Program evaluation is a systematic attempt to collect and analyze data related to a specific educational program, curricula, or intervention. It may use any of the research methodologies described in the previous sections and should adhere to the standards described when implementing these methodologies. Program evaluation is described separately here for two reasons. First, there is a research community focused on program evaluation. Mertens 2005, Petrosino 2000, and Rog 1994 represent important works in program evaluation across many fields and will be useful to readers who want an introduction to program evaluation. Weiss 1997 is helpful for examining program evaluation specifically related to educational research and the use of theories behind educational interventions in designing program evaluations. The second reason program evaluation is considered in a separate section is the formation of the What Works Clearinghouse (WWC) and the response of the educational research community in the standards used by the WWC. The WWC was established by the federal Department of Education to locate and evaluate individual studies of the effectiveness of various educational programs to create summaries of the evidence collected on specific programs. The goal of this endeavor was to provide information to educational practitioners on the evidence of effectiveness for programs they are considering adopting. What Works Clearinghouse 2008 describes the evidence standards and process for evaluating programs and should be read by anyone who will use reports created by the WWC. The creation of the WWC has led to much debate within the education research community about standards for research and evidence of program effectiveness. Chatterji 2005 and Slavin 2008 provide contrasting perspectives on standards for evidence used by the WWC. Slavin 2008 in particular provides a critique of the WWC. Program evaluations should consider not only the overall impact of educational programs, but also the conditions under which program effects are achieved and whether the program is equally effective for all populations. Readers should read Honig 2009 for an examination of how to conduct evaluations that consider such issues.

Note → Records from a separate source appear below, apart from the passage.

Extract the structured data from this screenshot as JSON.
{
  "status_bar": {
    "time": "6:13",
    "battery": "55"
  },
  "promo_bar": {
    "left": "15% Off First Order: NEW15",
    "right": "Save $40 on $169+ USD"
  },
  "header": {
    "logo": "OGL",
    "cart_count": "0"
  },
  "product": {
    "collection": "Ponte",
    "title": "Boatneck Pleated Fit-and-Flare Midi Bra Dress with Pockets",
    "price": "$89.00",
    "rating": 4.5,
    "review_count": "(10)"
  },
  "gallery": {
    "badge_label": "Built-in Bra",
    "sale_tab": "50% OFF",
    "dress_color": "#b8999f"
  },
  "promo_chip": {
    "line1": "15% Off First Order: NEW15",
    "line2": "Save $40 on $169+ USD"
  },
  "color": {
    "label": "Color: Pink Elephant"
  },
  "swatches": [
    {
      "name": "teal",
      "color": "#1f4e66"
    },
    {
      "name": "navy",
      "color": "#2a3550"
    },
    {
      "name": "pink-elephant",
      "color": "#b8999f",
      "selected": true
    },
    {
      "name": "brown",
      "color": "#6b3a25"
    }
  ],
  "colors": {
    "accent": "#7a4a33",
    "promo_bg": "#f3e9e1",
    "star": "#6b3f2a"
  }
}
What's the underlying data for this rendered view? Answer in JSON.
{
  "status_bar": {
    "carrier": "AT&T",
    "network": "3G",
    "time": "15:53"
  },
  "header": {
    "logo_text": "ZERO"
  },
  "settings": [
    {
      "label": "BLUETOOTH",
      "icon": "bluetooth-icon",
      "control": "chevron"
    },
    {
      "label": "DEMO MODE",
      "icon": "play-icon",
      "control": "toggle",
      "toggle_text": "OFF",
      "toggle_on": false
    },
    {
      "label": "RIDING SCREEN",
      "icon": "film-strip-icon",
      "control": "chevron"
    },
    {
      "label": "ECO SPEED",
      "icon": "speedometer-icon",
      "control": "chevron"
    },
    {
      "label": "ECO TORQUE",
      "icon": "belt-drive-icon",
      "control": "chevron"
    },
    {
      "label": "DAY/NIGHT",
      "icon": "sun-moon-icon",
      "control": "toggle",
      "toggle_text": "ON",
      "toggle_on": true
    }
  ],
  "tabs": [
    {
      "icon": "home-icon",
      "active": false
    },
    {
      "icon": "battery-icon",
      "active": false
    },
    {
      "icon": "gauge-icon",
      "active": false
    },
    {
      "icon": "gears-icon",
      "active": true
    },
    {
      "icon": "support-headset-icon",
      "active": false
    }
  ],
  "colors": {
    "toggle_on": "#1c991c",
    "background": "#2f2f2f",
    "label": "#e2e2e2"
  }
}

  • Chatterji, M. 2005. Evidence on “What Works” An argument for extended-term mixed-method (ETMM) evaluation designs. Educational Researcher 34.5: 14–24.

    DOI: 10.3102/0013189X034005014Save Citation »Export Citation »E-mail Citation »

    An overview of extended-term mixed-method evaluation designs, with a discussion of its guiding principles and theoretical rationale. The author argues that such designs are necessary for making generalized causal inferences in educational evaluations.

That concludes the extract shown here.